The management of locoregionally recurrent NSCLC in the setting of prior radiation therapy is challenging. Proton radiotherapy (PRT) may be ideally suited to minimize toxicity to previously irradiated organs. We report the long-term outcomes of PRT for NSCLC reirradiation in a prospective study. Between October 2010 and December 2015, 41 patients who completed an initial course of radiotherapy at least 3 months prior for lung cancer with local and/or regional recurrence of NSCLC in or near their prior radiation field were treated with PRT with or without concurrent systemic therapy, at the University of Pennsylvania. Patients were stratified into cohorts by tumor volume (< 0r > 250 cm3 clinical target volume (CTV)). Toxicities were scored using the National Cancer Institute Common Terminology Criteria for Adverse Events, version 4.0. Survival outcomes were estimated by using Kaplan-Meier analysis. Thirty-six patients (88%) completed the planned course of reirradiation. Median age in the cohort was 65 years (range 47-86). There were 5 patients with CTV ≥250 cm3 and this cohort was closed to enrollment owing to infeasibility in August 2012. Median time between radiation courses was 19 months (4- 151). The median total dose of reirradiation was 6660 cGy (3000-7200), and the median prior dose was 6660 cGy (3260-7200).

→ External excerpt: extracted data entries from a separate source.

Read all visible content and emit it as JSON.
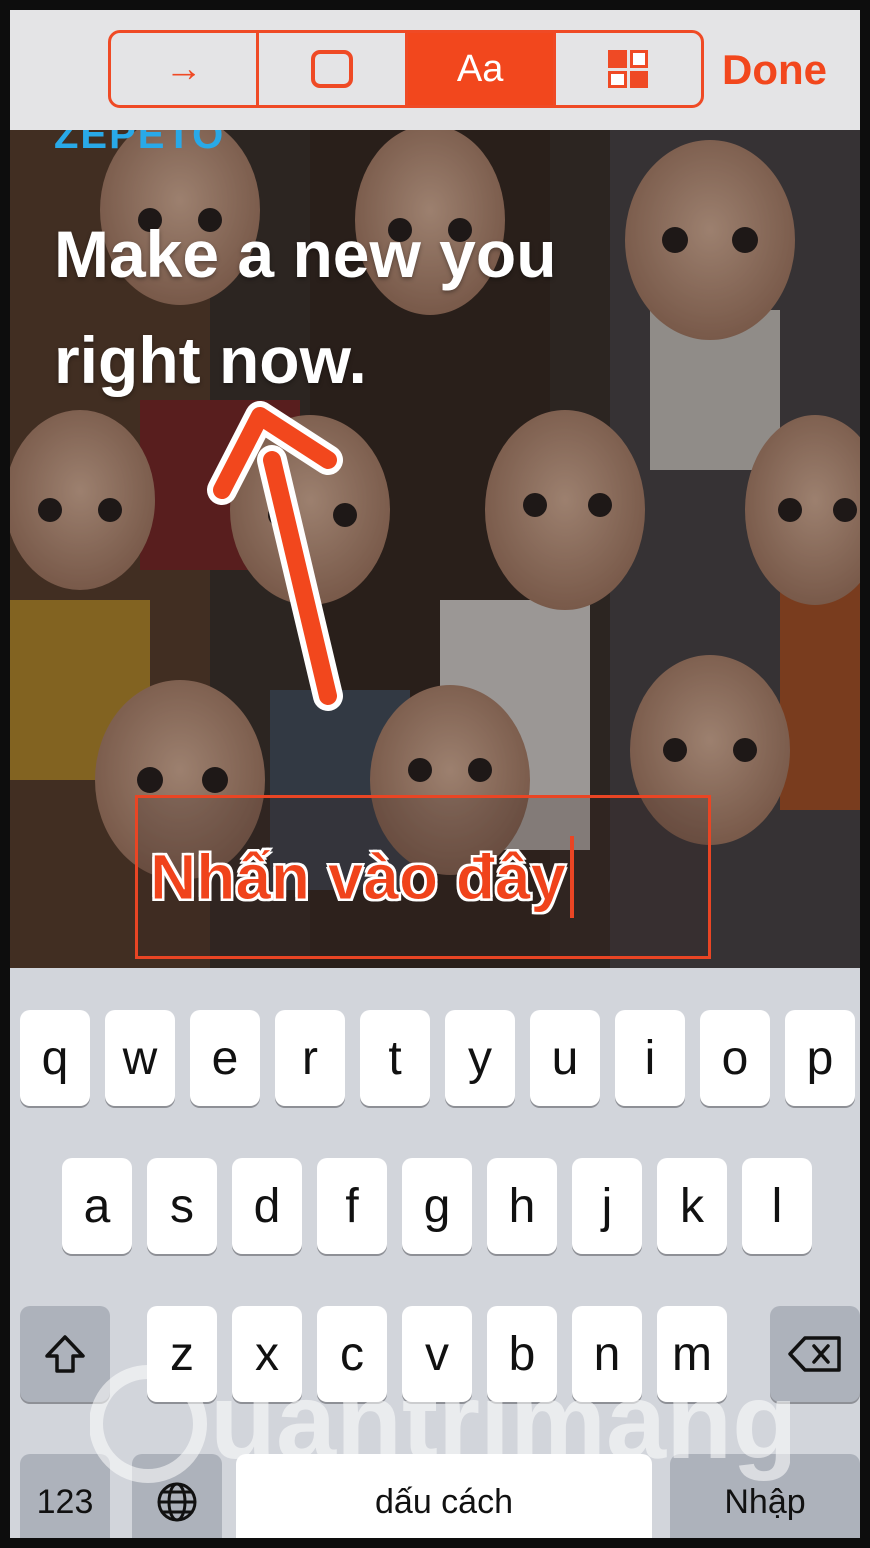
{
  "toolbar": {
    "buttons": [
      {
        "id": "arrow",
        "label": "→",
        "icon": "arrow-icon",
        "active": false
      },
      {
        "id": "box",
        "label": "",
        "icon": "rectangle-icon",
        "active": false
      },
      {
        "id": "text",
        "label": "Aa",
        "icon": "text-icon",
        "active": true
      },
      {
        "id": "pixelate",
        "label": "",
        "icon": "pixelate-icon",
        "active": false
      }
    ],
    "done_label": "Done"
  },
  "canvas": {
    "brand_text": "ZEPETO",
    "headline_line1": "Make a new you",
    "headline_line2": "right now.",
    "annotation_text": "Nhấn vào đây"
  },
  "keyboard": {
    "row1": [
      "q",
      "w",
      "e",
      "r",
      "t",
      "y",
      "u",
      "i",
      "o",
      "p"
    ],
    "row2": [
      "a",
      "s",
      "d",
      "f",
      "g",
      "h",
      "j",
      "k",
      "l"
    ],
    "row3": [
      "z",
      "x",
      "c",
      "v",
      "b",
      "n",
      "m"
    ],
    "numbers_label": "123",
    "space_label": "dấu cách",
    "return_label": "Nhập",
    "shift_icon": "shift-icon",
    "delete_icon": "backspace-icon",
    "globe_icon": "globe-icon"
  },
  "watermark_text": "uantrimang",
  "colors": {
    "accent": "#f2471d",
    "brand_blue": "#29a9e8",
    "keyboard_bg": "#d2d5db",
    "key_dark": "#adb2bb"
  }
}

PET/CT simulation was used for planning in all patients. Concurrent systemic therapy was delivered to 80% of patients. Seven patients had local (17%) and nine had regional (22%) recurrence after reirradiation. Distant metastases developed in fourteen patients (34%). There was one grade 5 toxicity (pleural effusion, hypoxia), and 48% had a grade 3 or higher acute or late toxicities. The 2- and 5-year rates of overall survival were 34% and 21%, respectively. In this prospective study, PRT for recurrent NSCLC is feasible with encouraging long-term survival but significant risk of toxicities. Providers should remain cautious in reirradiating NSCLC, paying close consideration to tumor volume. A prospective phase II trial is currently underway assessing proton reirradiation with concurrent chemotherapy followed by immunotherapy (NCT03087760).